Databricks Workspace & Repos
/tldr: The centralized environment for all data engineering, data science, and machine learning activities on the Databricks Lakehouse Platform.
1. The Databricks Workspace
The Workspace is the primary web-based user interface where teams manage resources and execute workloads. It acts as the *operating system* for the Databricks Lakehouse, providing access to all tools, data, and compute resources.
Key Workspace Components
Notebooks
The core development environment. These are live documents that support multiple languages (Python, Scala, R, SQL) and allow users to mix code, visualizations, and narrative text.
Compute & Clusters
The Workspace allows users to configure and manage shared computational resources (Clusters) based on Apache Spark, enabling parallel data processing.
Data & Catalog (Unity Catalog)
The interface to manage data access, security, and governance. This includes browsing the Unity Catalog (data assets) and mounting external storage locations.
Jobs & Workflow Orchestration
Users convert notebooks or Delta Live Tables (DLT) pipelines into production Jobs for scheduled execution. The Workspace manages monitoring and dependency resolution.
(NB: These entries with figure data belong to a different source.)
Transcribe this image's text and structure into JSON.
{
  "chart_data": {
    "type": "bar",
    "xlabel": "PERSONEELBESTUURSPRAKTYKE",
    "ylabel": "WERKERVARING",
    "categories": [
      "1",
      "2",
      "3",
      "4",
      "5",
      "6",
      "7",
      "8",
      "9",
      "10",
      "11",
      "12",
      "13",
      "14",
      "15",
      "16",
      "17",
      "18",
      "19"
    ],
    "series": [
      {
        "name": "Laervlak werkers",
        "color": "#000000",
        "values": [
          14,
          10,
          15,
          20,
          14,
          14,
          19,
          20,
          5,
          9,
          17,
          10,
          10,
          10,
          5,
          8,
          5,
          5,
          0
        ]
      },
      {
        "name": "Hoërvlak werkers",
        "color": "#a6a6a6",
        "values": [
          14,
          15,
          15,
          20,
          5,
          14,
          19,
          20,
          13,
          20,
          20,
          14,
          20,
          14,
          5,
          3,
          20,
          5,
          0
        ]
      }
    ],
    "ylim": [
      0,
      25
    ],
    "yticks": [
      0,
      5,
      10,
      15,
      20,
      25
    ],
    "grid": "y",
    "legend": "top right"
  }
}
2. Databricks Repos (Git Integration)
Databricks Repos is the feature that integrates the Workspace with external Git providers (GitHub, GitLab, AWS CodeCommit, Azure DevOps, etc.). This allows developers to apply **DevOps best practices** (version control, CI/CD, code review) to their Databricks notebooks and code.
Key Benefits and Workflow
Code Isolation & Branches
Developers work in isolated Git branches tied to their Repos folder in the Workspace. This prevents production code from being altered accidentally during development or testing.
CI/CD Integration
The Git connection enables continuous integration and continuous deployment. Once a feature branch is merged to 'main' in the Git provider, automated pipelines can trigger deployment via Databricks Jobs APIs.
Notebooks as Files
Repos treats Databricks Notebooks as standard code files, synchronizing them with the Git repository in their native format (e.g., `.ipynb` or Databricks-specific formats), allowing for easy diffing and merging.
Non-Notebook File Support
Beyond notebooks, Repos supports arbitrary files (like Python modules (`.py`), R scripts, configuration files, and utility libraries) that can be imported and executed by notebooks or Jobs.
The Workspace is the "where" you run things, and Repos is the "how" you manage those things like professional software.